Il y a deux ans sortait "En Magnum" #12.
Sous le chapeau
"le bio peut-il sauver le monde ?"
on trouvait mon papier "la farce cachée des pesticides".
Les meilleures blagues sont les plus courtes, or celle-ci n'en finit pas de durer.
Le nouvel épisode s'intitule :
(Soyez indulgents : tout le monde ne peut pas avoir fait l'école du titre !
A ce propos : l'à peu près qui me sert de titre et évoque "la puissance verte" est inspiré d’une saillie, brillante, d’Alain Deloire).

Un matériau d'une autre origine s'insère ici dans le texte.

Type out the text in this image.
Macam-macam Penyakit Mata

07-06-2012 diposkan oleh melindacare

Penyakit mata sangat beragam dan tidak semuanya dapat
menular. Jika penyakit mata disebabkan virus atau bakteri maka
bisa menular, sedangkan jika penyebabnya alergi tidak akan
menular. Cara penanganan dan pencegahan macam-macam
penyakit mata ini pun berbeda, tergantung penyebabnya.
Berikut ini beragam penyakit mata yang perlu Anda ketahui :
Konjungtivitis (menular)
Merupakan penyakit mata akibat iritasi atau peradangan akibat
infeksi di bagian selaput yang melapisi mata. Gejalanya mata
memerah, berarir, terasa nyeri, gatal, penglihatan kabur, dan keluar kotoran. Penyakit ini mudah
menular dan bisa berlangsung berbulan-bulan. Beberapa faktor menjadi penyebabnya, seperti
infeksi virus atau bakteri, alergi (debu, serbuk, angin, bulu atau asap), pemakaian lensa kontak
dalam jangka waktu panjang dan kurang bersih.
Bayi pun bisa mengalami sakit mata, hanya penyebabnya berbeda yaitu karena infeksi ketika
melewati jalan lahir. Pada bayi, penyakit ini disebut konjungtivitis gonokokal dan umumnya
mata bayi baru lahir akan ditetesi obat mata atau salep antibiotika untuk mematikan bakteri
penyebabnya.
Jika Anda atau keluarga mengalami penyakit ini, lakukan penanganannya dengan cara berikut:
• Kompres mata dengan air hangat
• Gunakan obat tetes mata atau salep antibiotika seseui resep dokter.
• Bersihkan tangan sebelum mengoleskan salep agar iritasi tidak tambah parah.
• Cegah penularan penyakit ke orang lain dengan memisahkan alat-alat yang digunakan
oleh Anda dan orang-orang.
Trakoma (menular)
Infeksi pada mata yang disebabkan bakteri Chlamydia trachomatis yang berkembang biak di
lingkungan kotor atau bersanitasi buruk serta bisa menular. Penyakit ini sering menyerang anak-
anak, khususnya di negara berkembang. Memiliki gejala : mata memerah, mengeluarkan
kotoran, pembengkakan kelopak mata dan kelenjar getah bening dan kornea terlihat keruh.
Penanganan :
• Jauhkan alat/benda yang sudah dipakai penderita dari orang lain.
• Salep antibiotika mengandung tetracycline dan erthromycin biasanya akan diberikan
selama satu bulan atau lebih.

Que nous dit-on, dès l'entame ?
"L’objectif de cette campagne d’analyses de résidus de pesticides dans les vins est de mesurer les écarts entre le marketing, les annonces, les promesses et la réalité des pratiques professionnelles.
Ces analyses apportent aussi un décryptage aux consommateurs non avertis et mal informés qui pourraient se laisser duper par une certification qui ne fournit aucune garantie, tout comme les grandes annonces, promesses de changements récurrents."
OK : on va donc taper sur ceux qui ont eu le tort de s'afficher et causer. Mais ça se fera dans le but d’informer le consommateur non averti. Ce sera donc didactique, clair et informatif.
Sauf qu’il me semble que ça commence moyennement :
"La vigne consomme 20 % des pesticides utilisés en France – un cinquième des pesticides totaux ! – pour 3,7 % de la surface cultivée. L’impact sur la santé et l’environnement de ces produits relève d’une catastrophe sociétale majeure."
C’est l’une des figures imposées de ce genre d’exercice.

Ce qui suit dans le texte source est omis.